Thursday, 30 May 2019

2019 Alexandra Fiord field season

In a couple of days time I will be wending my way northwards for a second year of field work at Alexandra Fiord on Ellesmere Island, Nunavut. We will be flying from Ottawa to Resolute via Iqaluit, Pond Inlet and Arctic Bay and staying at the Polar Continental Shelf Program facilities in Resolute until the weather looks good to fly the two hours north east on a Twin Otter plane to Alexandra Fiord. We have no internet at the field site but I have an inReach Iridium satellite device so you can check out my MapShare to get updates on where I am and what I am doing!

RCMP buildings at Alexandra Fiord, Ellesmere Island, Nunavut, Canada
Our field site is based at the old Alexandra Fiord RCMP post built in 1953. Field work plots were established in 1992 in the valley behind the post to study the effects of climate change on tundra plant ecology. Half of the plots are surrounded by open top chambers that passively warm the plots to simulate climate change. Each warmed plot is paired with a control plot at ambient temperature. These plots allow us to compare differences in traits such as phenology, and species composition and abundance between the warmed and control plots, and measure the effects of climate warming.

Open top chambers surrounding plots at Alexandra Fiord
The main focus of my field work this summer will be gathering data to study the relationship between shifts in phenology, reproductive success and species composition/abundance. To do this, we will be recording flower, leaf and fruit phenology of tagged plants in the plots, collecting fruits and seeds from these tagged plants and, new for me this year but conducted every 5 or so years, recording species composition and abundance in the plots using the point frame method.

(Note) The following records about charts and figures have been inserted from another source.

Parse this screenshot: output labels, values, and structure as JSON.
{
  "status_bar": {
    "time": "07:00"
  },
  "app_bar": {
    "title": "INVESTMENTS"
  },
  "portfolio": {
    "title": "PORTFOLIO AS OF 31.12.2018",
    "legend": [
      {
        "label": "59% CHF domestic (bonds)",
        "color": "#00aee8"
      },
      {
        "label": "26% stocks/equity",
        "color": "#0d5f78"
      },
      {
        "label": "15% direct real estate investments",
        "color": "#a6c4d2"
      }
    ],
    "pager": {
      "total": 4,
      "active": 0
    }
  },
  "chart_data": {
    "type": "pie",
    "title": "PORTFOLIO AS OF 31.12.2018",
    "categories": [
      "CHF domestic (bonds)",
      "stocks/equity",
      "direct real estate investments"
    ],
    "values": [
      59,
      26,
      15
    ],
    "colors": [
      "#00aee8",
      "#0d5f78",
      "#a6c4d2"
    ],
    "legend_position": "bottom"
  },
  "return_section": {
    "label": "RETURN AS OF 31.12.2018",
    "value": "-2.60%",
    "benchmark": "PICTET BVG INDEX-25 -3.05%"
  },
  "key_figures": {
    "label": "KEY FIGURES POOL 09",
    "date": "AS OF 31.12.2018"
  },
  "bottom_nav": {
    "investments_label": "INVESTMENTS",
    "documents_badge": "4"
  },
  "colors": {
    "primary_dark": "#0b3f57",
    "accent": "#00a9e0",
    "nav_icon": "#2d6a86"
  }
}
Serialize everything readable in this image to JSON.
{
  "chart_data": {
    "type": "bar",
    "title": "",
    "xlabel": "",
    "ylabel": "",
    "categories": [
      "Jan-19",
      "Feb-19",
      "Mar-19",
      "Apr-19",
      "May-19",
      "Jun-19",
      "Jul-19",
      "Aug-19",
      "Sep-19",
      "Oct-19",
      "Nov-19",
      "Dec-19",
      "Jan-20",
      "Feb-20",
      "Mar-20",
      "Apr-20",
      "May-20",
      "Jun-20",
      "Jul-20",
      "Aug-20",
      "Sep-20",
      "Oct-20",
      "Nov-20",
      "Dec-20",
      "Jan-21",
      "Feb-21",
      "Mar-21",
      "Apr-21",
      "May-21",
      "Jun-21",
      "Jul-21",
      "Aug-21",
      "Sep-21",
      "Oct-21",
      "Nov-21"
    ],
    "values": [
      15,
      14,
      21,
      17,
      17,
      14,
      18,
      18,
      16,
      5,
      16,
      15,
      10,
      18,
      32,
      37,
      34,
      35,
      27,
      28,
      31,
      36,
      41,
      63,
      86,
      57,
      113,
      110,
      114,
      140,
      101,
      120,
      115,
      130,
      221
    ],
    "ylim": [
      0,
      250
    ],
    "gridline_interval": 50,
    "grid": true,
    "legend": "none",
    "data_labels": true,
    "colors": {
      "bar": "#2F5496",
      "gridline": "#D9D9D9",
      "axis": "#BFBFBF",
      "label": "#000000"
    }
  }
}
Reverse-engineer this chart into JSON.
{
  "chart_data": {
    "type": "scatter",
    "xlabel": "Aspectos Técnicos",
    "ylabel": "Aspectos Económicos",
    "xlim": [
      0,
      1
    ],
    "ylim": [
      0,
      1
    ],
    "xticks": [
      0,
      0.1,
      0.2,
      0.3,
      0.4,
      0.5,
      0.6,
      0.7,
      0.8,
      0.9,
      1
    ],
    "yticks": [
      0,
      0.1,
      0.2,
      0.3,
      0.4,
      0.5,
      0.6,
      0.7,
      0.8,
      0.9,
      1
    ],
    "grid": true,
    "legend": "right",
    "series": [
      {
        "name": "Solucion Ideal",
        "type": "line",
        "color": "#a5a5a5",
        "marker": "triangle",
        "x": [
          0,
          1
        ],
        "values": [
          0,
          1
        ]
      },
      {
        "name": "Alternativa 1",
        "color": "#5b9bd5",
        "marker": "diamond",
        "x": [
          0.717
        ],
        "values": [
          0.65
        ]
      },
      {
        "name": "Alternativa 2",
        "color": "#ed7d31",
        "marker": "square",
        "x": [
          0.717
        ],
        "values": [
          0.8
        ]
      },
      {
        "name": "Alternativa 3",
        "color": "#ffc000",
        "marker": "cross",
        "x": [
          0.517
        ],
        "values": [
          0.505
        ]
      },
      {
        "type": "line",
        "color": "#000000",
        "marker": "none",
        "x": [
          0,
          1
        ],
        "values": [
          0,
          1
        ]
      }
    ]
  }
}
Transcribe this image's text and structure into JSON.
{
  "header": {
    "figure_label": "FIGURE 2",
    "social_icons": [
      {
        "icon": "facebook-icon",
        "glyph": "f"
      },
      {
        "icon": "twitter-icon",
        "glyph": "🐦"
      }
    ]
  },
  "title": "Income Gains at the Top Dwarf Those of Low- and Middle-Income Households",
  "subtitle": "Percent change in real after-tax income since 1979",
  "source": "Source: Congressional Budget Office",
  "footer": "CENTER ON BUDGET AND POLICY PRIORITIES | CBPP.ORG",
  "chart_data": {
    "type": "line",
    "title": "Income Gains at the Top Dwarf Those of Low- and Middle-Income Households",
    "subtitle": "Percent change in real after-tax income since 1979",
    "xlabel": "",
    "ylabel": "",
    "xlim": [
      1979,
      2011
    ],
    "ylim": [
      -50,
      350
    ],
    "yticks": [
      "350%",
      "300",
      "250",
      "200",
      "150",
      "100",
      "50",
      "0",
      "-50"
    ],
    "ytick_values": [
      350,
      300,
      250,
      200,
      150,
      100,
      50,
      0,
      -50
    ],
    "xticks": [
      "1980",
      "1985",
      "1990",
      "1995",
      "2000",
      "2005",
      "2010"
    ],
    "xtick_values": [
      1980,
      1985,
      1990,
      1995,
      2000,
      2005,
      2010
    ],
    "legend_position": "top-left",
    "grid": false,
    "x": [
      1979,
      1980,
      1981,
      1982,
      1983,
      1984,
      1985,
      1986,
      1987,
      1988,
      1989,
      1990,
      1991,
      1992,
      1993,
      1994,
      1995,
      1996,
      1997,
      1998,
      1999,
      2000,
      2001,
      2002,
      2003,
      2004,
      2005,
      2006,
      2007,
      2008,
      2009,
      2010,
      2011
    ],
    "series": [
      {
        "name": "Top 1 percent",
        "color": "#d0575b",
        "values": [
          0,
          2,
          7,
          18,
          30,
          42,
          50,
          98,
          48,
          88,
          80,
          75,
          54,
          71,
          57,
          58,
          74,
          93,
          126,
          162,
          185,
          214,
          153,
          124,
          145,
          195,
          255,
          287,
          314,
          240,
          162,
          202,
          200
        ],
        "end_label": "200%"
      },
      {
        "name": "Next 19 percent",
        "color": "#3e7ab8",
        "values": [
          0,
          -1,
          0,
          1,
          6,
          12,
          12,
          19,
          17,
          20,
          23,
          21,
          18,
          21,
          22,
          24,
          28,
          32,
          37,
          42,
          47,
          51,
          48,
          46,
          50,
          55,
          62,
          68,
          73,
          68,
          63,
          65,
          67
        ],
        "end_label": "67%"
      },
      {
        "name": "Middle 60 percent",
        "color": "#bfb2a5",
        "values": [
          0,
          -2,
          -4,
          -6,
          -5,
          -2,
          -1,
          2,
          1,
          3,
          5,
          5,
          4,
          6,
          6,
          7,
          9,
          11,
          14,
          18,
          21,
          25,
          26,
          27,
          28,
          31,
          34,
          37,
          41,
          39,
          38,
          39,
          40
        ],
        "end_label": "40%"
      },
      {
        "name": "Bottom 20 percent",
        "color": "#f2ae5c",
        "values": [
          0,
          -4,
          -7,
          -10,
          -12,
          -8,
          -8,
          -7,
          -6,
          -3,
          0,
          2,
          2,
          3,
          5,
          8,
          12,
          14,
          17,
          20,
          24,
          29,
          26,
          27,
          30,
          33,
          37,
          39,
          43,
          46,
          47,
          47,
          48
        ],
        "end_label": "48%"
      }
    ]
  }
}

Left: Recording phenology of plants in an OTC at Alexandra Fiord,
Centre: Germinating willow (Salix arctica) seeds at UBCs greenhouse as a measure of reproductive success,
Right: Point frame used to measure species composition and abundance
Over the winter we measured the reproductive success of the seeds we collected in 2018 by counting, weighing and germinating the seeds in UBC's greenhouse. In general seed weight was heavier for seeds from warmed than from the control plots and the heavier the seed the higher the germination rate.

Seeds collected from warmed plots (T) were significantly heavier than those collected from the colder control plots (C) for Mountain Avens (Dryas integrifolia), Mountain Sorrel (Oxyria digyna), Hairy Lousewort (Pedicularis hirsuta)
and Arctic Willow (Salix arctica) but heavier from control plots for Arctic Poppy (Papaver radicatum)
Germination rates were higher for heavier seeds for
Arctic Willow (Salix arctica) and Mountain Avens (Dryas integrifolia)
The Arctic Willow (Salix arctica) seeds collected from warmed plots had higher germination rates than Willow seeds collected from the colder control plots. In contrast, however, Arctic Poppy (Papaver radicatum) seeds collected from the colder control plots were heavier and had higher germination rates than Poppy seeds collected from the warmed plots. The Willow is taking over at Alexandra Fiord while the Poppy is seen less often in the warmed plots than in years past. These earlier results hint at some of the relationships between phenology, reproductive success and species abundance. This summer's field work will build on these early results to help quantify the relationships.

Arctic Willow seeds collected from warmed plots had higher germination
rates than seeds collected from control plots.
Arctic Poppy seeds collected from control plots had higher germination
rates than seeds collected from warmed plots.